Le principali borse europee hanno registrato variazioni contenute venerdì, con l’ottimismo iniziale generato da una maxi quotazione tecnologica negli Stati Uniti che ha lasciato spazio alle preoccupazioni per l’escalation delle tensioni tra Stati Uniti e Iran, riaccendendo i timori sull’inflazione e sull’economia globale.
L’indice paneuropeo STOXX 600 è rimasto sostanzialmente invariato nelle prime contrattazioni, dopo il moderato recupero della seduta precedente sostenuto dai titoli legati all’intelligenza artificiale.
Anche il DAX tedesco e il CAC 40 francese hanno oscillato intorno alla parità, mentre il FTSE 100 di Londra e il FTSE MIB italiano hanno guadagnato circa lo 0,3%.
Nonostante la stabilità della seduta, lo STOXX 600 resta avviato a chiudere la settimana con una perdita vicina al 2%, la peggiore da metà aprile, mentre gli investitori rivalutano i rischi derivanti dall’aggravarsi del conflitto in Medio Oriente.
Le tensioni geopolitiche tornano a pesare sui mercati
Il sentiment è peggiorato dopo le notizie relative agli attacchi aerei statunitensi contro 90 obiettivi iraniani avvenuti mercoledì per ridurre le minacce alle rotte marittime internazionali.
L’Iran ha risposto colpendo asset statunitensi in Kuwait, Bahrein e Qatar, alimentando le preoccupazioni per la sicurezza dello Stretto di Hormuz, uno dei principali corridoi energetici mondiali.

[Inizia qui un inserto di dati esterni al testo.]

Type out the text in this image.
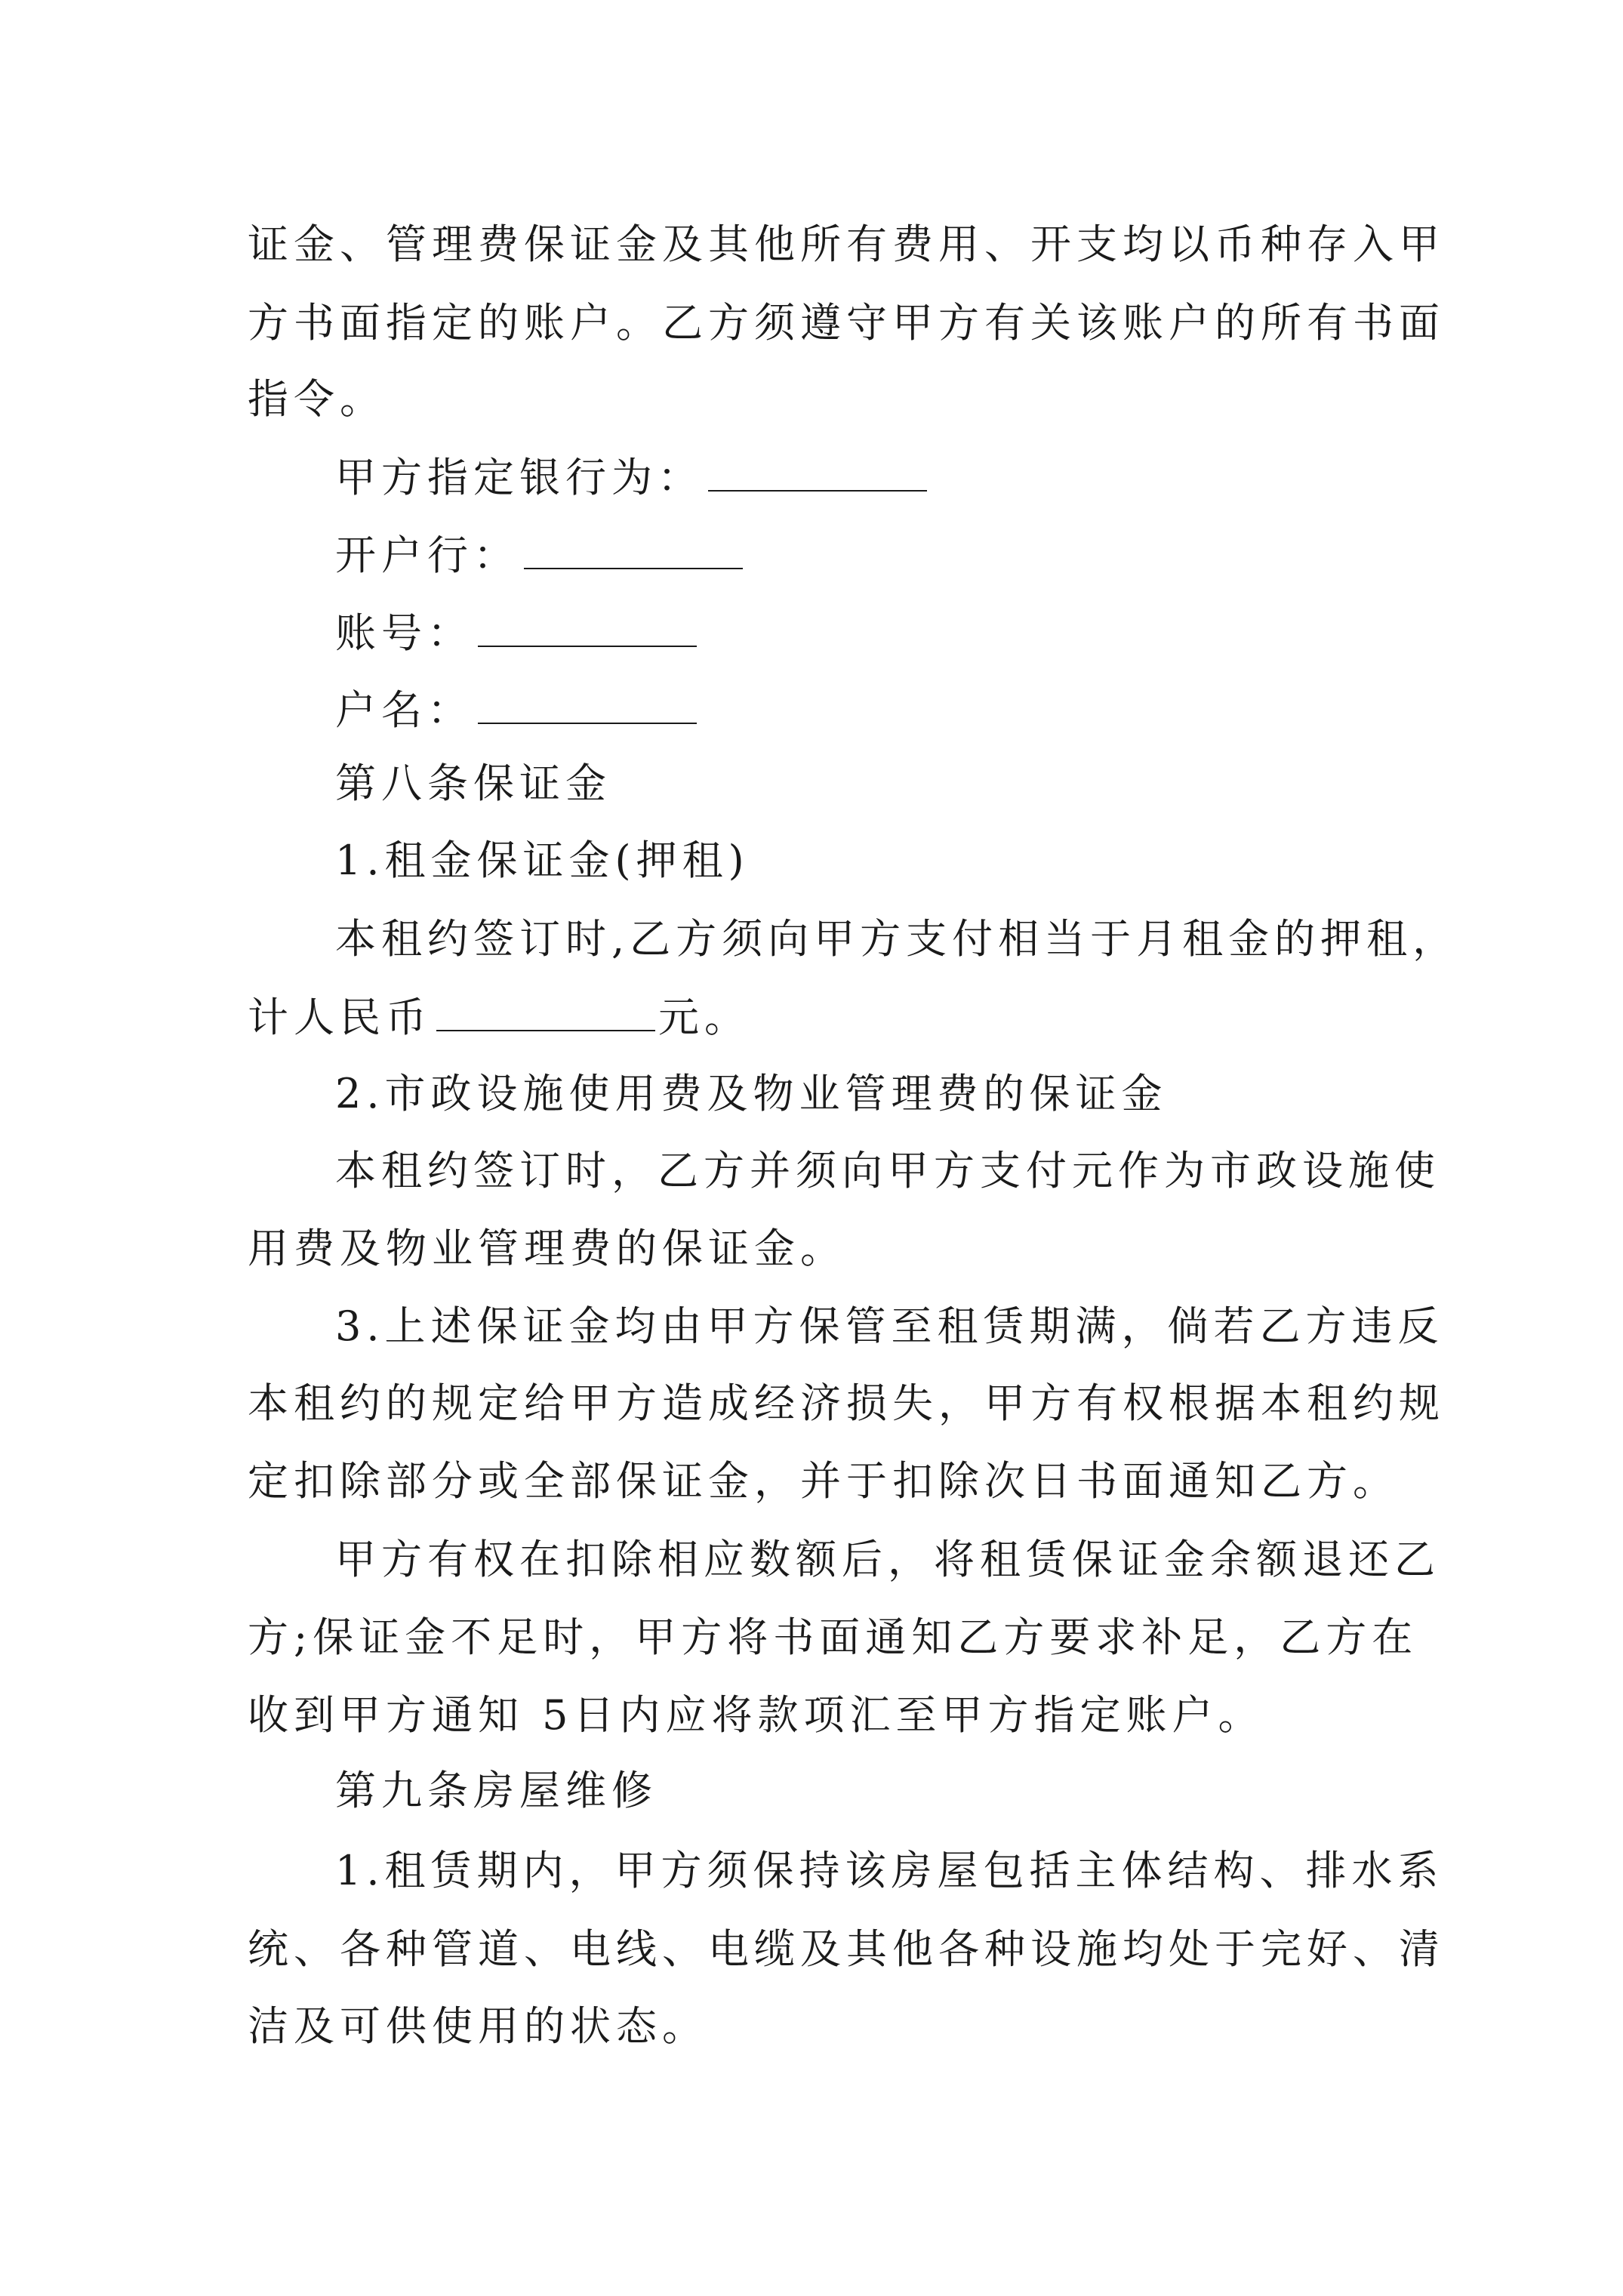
证金、管理费保证金及其他所有费用、开支均以币种存入甲
方书面指定的账户。乙方须遵守甲方有关该账户的所有书面
指令。
甲方指定银行为：
开户行：
账号：
户名：
第八条保证金
1.租金保证金(押租)
本租约签订时,乙方须向甲方支付相当于月租金的押租，
计人民币	元。
2.市政设施使用费及物业管理费的保证金
本租约签订时，乙方并须向甲方支付元作为市政设施使
用费及物业管理费的保证金。
3.上述保证金均由甲方保管至租赁期满，倘若乙方违反
本租约的规定给甲方造成经济损失，甲方有权根据本租约规
定扣除部分或全部保证金，并于扣除次日书面通知乙方。
甲方有权在扣除相应数额后，将租赁保证金余额退还乙
方;保证金不足时，甲方将书面通知乙方要求补足，乙方在
收到甲方通知 5日内应将款项汇至甲方指定账户。
第九条房屋维修
1.租赁期内，甲方须保持该房屋包括主体结构、排水系
统、各种管道、电线、电缆及其他各种设施均处于完好、清
洁及可供使用的状态。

La fine della fragile tregua del 17 giugno ha riportato il Brent verso i 77 dollari al barile, interrompendo il recente calo dei prezzi del petrolio e riaccendendo i timori di una nuova pressione inflazionistica.
Il rally tecnologico perde slancio
Lo scenario geopolitico ha oscurato quello che inizialmente sembrava un momento positivo per il settore tecnologico, dopo la quotazione al Nasdaq del produttore sudcoreano di semiconduttori SK Hynix (USOTC:HXSCL), che ha raccolto 26,5 miliardi di dollari in una delle maggiori offerte azionarie della storia.
L’entusiasmo iniziale per i titoli dei semiconduttori e dell’intelligenza artificiale si è però rapidamente affievolito, con gli investitori tornati a concentrarsi sui rischi macroeconomici e sulle valutazioni elevate.
Tra i titoli europei del comparto, Siltronic (TG:WAF) ha perso il 2%, Soitec (EU:SOI) il 2,8% e ASML (EU:ASML) il 2%.
I principali titoli
EasyJet (LSE:EZJ) è balzata del 13% dopo aver raggiunto un accordo di principio su un’offerta di acquisizione da parte di Apollo.
Vodafone (LSE:VOD) ha guadagnato il 12% dopo l’acquisizione della quota detenuta da e& da parte dell’imprenditore francese Xavier Niel.
St. James’s Place (LSE:STJ) ha ceduto circa il 5% dopo che una delle sue società partner di consulenza ha annunciato l’intenzione di lasciare il gruppo.